The funniest part of this, well, one of the funniest, is that I made the deadline…sort of, I was only a day late…and the DAMN THING WORKED practically unchanged for 3 years.  Most of the problems came from the manual parts of the overall process, like forgetting to decrypt the files, or missing/late files, or saved to the wrong folders.  I'm definitely not trying to toot my own horn here, because this was truly one of the dumbest, crappiest solutions I ever came up with.  Fortunately as far as I know it's no longer in use and someone has written a proper replacement.  Today I would knuckle down and do it in SSIS or Powershell, even if it took me weeks to get it right.

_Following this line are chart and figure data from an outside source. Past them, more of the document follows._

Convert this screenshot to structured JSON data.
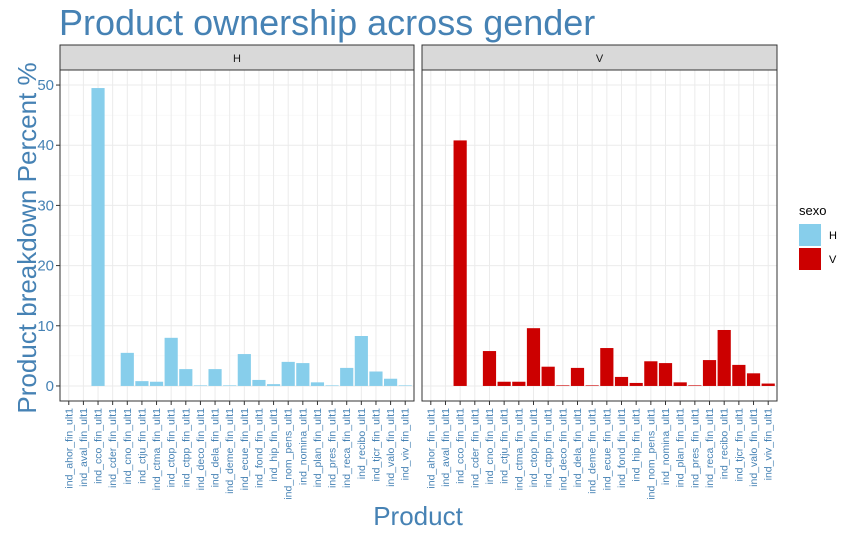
{
  "chart_data": {
    "type": "bar",
    "title": "Product ownership across gender",
    "xlabel": "Product",
    "ylabel": "Product breakdown Percent %",
    "ylim": [
      -2.5,
      52.5
    ],
    "yticks": [
      0,
      10,
      20,
      30,
      40,
      50
    ],
    "grid": true,
    "facets": [
      "H",
      "V"
    ],
    "categories": [
      "ind_ahor_fin_ult1",
      "ind_aval_fin_ult1",
      "ind_cco_fin_ult1",
      "ind_cder_fin_ult1",
      "ind_cno_fin_ult1",
      "ind_ctju_fin_ult1",
      "ind_ctma_fin_ult1",
      "ind_ctop_fin_ult1",
      "ind_ctpp_fin_ult1",
      "ind_deco_fin_ult1",
      "ind_dela_fin_ult1",
      "ind_deme_fin_ult1",
      "ind_ecue_fin_ult1",
      "ind_fond_fin_ult1",
      "ind_hip_fin_ult1",
      "ind_nom_pens_ult1",
      "ind_nomina_ult1",
      "ind_plan_fin_ult1",
      "ind_pres_fin_ult1",
      "ind_reca_fin_ult1",
      "ind_recibo_ult1",
      "ind_tjcr_fin_ult1",
      "ind_valo_fin_ult1",
      "ind_viv_fin_ult1"
    ],
    "series": [
      {
        "name": "H",
        "color": "#87ceeb",
        "values": [
          0.0,
          0.0,
          49.5,
          0.0,
          5.5,
          0.8,
          0.7,
          8.0,
          2.8,
          0.1,
          2.8,
          0.1,
          5.3,
          1.0,
          0.3,
          4.0,
          3.8,
          0.6,
          0.1,
          3.0,
          8.3,
          2.4,
          1.2,
          0.1
        ]
      },
      {
        "name": "V",
        "color": "#cc0000",
        "values": [
          0.0,
          0.0,
          40.8,
          0.0,
          5.8,
          0.7,
          0.7,
          9.6,
          3.2,
          0.1,
          3.0,
          0.1,
          6.3,
          1.5,
          0.5,
          4.1,
          3.8,
          0.6,
          0.1,
          4.3,
          9.3,
          3.5,
          2.1,
          0.4
        ]
      }
    ],
    "legend": {
      "title": "sexo",
      "placement": "right",
      "entries": [
        {
          "label": "H",
          "color": "#87ceeb"
        },
        {
          "label": "V",
          "color": "#cc0000"
        }
      ]
    }
  }
}
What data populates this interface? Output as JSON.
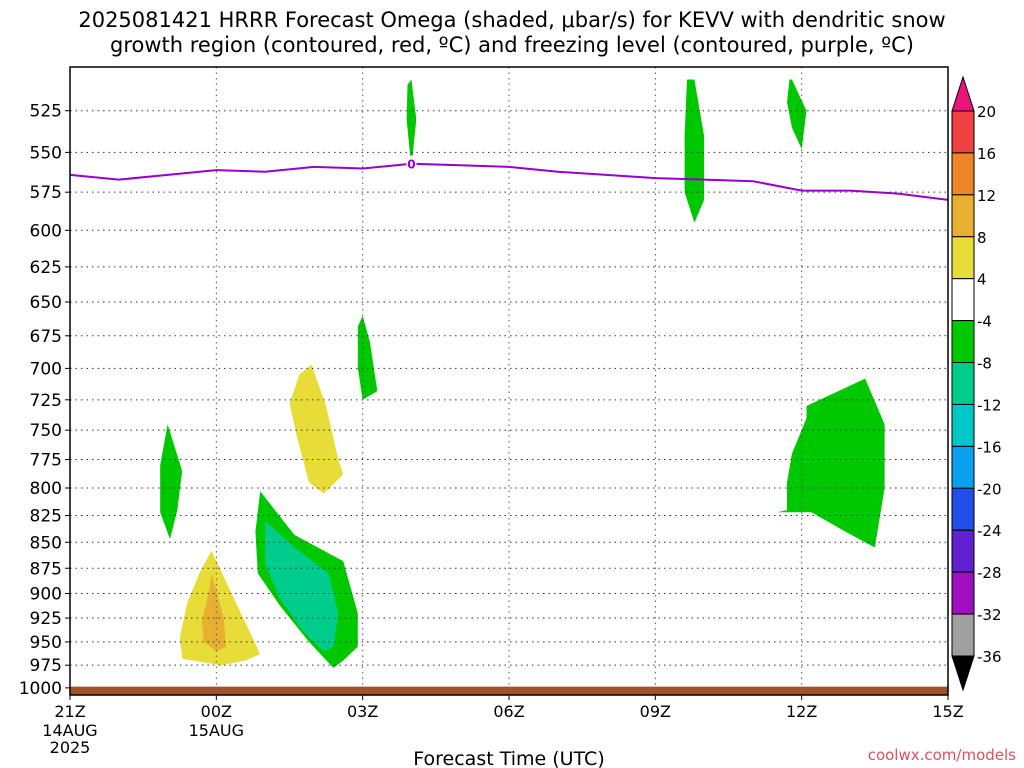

The real lesson from this crap code is to make things MAINTAINABLE and UNDERSTANDABLE.  sed scripting regular expressions doesn't fit that criteria in any way.  If you ever find yourself under pressure to do something fast at all costs, DON'T DO IT.  Stop and consider long-term maintainability, not just for yourself but for others on your team.  If you can't explain the basic approach in under 5 minutes, it ultimately won't succeed. 

And while you may love to leave all that crap behind, it may follow you anyway, and you'll step in it again.

 

P.S. - if you're wondering about all the manual stuff that couldn't be changed, it was because the entire process had gone through Six Sigma, and was deemed the best possible way.  Phew!  Talk about stink!